Since 2005, security forces and members of the Salwa Judum militia group have killed and raped villagers, HRW says.

Salwa Judum was launched in 2005 to fight the Maoist rebels in the area.

HRW also says the Maoists have kidnapped and executed civilians and targeted people suspected of supporting Salwa Judum.

About 6,000 people have been killed in violence linked to the Maoist rebels in India over the past 20 years.

Eyewitness accounts

Chhattisgarh officials deny supporting Salwa Judum and describe it as a "spontaneous citizen's anti-Maoist movement".

"Human Rights Watch has found that since mid-2005 government security forces and members of the Salwa Judum attacked villages, killed and raped villagers, and burned down huts to force people into government camps," a new report released by HRW in Raipur, capital of Chhattisgarh state, says.

The group says it has collected more than 50 eyewitness accounts of attacks involving government security forces in 18 different villages in Dantewada and Bijapur districts in Chhattisgarh.

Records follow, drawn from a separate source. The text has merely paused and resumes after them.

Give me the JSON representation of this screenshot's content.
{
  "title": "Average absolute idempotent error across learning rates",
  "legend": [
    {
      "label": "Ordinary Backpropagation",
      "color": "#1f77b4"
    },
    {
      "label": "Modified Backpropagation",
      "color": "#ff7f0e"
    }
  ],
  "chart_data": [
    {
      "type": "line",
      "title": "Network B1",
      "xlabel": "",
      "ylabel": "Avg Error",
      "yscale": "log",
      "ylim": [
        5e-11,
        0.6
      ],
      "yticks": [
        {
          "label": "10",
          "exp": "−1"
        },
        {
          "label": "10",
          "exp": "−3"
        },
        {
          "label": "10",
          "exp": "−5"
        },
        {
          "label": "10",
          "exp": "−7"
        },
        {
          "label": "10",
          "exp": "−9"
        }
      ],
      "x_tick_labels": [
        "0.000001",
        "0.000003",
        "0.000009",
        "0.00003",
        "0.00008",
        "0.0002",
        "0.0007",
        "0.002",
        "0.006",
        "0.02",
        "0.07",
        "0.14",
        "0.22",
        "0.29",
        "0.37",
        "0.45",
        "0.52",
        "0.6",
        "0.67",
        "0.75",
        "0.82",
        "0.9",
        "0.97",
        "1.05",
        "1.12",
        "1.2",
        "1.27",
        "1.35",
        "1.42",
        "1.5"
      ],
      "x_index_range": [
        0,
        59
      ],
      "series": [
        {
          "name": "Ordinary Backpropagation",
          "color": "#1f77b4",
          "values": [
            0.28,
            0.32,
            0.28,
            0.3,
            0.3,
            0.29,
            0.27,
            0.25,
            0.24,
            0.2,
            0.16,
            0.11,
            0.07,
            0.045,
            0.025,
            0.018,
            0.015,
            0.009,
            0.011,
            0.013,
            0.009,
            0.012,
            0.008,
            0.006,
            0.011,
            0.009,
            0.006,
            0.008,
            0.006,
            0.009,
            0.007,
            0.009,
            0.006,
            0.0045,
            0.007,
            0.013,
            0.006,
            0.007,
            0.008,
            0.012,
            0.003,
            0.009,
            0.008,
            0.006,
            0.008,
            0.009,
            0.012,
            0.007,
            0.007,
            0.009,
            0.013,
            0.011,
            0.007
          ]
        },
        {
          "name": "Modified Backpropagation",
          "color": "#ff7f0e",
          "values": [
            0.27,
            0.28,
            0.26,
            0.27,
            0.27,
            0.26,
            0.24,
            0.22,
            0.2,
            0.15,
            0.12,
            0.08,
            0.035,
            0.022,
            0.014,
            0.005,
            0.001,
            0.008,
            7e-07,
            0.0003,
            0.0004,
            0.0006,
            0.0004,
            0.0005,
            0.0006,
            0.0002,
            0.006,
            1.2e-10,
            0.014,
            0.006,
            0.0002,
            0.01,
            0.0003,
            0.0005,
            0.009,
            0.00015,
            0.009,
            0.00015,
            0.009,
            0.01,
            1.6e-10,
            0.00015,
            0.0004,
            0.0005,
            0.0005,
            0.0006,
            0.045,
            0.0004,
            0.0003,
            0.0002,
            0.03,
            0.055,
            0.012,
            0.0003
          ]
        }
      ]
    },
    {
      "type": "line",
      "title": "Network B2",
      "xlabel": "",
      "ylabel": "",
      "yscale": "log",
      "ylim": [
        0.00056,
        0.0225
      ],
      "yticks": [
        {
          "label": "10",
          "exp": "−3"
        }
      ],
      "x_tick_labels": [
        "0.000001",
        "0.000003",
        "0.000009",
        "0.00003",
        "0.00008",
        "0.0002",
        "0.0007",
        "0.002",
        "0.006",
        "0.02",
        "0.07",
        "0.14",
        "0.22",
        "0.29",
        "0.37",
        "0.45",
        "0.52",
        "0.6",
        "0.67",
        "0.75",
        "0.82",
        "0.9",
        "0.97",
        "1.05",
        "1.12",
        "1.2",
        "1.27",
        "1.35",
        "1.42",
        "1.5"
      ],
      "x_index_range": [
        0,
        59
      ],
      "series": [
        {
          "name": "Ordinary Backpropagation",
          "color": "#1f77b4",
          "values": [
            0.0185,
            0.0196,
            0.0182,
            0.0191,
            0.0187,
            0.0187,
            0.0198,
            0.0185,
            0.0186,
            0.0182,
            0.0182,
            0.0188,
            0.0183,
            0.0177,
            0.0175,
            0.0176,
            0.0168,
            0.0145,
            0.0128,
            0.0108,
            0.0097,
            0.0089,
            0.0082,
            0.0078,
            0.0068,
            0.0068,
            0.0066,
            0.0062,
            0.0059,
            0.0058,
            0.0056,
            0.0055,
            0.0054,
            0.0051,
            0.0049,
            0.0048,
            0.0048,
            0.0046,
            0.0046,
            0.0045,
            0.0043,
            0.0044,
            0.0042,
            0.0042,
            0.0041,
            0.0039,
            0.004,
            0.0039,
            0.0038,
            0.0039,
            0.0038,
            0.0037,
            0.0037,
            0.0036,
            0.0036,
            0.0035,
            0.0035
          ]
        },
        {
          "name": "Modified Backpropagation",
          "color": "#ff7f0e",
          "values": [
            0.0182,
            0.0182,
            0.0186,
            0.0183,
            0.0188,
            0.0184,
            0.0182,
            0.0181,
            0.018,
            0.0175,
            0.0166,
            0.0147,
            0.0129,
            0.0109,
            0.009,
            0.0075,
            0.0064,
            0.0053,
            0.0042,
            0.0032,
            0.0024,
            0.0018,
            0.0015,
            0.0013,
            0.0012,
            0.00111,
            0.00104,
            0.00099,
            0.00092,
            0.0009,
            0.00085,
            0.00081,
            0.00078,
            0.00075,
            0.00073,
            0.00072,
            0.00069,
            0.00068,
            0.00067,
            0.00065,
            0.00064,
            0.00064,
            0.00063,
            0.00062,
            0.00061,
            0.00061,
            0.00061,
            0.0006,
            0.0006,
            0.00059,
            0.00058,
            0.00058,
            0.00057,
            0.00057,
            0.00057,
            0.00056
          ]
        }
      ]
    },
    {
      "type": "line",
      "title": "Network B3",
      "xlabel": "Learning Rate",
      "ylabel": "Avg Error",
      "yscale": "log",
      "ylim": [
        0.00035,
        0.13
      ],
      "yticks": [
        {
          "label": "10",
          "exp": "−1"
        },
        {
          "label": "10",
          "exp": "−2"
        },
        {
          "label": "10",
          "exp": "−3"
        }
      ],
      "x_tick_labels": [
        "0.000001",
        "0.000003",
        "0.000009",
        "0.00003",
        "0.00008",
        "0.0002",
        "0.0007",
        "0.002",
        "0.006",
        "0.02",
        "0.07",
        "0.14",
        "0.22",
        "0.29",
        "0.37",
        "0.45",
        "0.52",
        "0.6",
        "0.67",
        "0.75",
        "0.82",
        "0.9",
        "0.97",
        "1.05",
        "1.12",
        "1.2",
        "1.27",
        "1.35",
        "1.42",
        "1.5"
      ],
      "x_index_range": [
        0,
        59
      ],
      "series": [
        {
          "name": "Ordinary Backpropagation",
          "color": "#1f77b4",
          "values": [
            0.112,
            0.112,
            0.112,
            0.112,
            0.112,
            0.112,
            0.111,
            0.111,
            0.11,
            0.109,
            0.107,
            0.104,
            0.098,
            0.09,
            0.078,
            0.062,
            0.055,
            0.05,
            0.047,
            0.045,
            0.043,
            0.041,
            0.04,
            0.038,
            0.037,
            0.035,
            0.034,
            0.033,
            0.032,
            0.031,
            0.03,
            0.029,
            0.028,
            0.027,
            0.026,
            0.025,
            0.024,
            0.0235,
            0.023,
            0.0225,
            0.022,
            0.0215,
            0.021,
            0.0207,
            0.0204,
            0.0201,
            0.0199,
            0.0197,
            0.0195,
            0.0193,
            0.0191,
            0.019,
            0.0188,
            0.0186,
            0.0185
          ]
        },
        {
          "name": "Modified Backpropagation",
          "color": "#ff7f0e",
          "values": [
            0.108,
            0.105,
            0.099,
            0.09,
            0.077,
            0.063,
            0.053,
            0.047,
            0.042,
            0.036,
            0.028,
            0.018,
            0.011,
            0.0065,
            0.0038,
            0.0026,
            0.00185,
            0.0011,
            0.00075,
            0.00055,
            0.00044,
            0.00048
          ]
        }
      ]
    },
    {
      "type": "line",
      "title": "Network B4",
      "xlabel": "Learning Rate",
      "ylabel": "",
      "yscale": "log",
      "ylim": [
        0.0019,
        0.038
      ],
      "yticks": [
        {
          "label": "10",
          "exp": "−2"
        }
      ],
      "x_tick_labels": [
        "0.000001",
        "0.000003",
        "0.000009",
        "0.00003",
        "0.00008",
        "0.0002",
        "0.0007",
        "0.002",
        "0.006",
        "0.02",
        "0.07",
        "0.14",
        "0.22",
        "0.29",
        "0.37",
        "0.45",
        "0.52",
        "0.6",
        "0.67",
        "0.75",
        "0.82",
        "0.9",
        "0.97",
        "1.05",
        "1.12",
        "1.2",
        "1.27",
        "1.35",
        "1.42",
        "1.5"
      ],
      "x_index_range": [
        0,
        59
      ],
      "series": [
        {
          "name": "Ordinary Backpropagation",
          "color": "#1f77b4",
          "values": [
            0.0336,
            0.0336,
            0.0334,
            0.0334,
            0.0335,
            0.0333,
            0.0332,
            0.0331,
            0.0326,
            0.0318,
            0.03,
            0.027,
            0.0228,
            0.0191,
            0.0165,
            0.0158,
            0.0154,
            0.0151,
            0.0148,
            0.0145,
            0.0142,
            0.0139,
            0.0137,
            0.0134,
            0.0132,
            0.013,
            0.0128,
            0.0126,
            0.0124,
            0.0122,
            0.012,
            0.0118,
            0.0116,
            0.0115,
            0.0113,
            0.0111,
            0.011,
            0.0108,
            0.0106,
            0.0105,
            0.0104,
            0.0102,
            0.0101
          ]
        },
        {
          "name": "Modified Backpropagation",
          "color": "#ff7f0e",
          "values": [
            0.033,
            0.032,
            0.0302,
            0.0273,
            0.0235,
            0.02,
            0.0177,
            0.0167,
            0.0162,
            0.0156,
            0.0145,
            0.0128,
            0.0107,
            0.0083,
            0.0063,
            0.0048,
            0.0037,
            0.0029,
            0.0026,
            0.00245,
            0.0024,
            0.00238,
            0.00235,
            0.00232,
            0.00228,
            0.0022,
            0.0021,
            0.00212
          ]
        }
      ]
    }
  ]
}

"Judum and police came to our village... They beat the village official and the priest. They beat others also," the report quotes a villager who fled his village in Dantewada district as saying.

"The people who came to our village had bows and arrows, sticks, and the police had rifles. From our village they also raped a 20-year-old woman. They raped her and left her in the village itself," he said.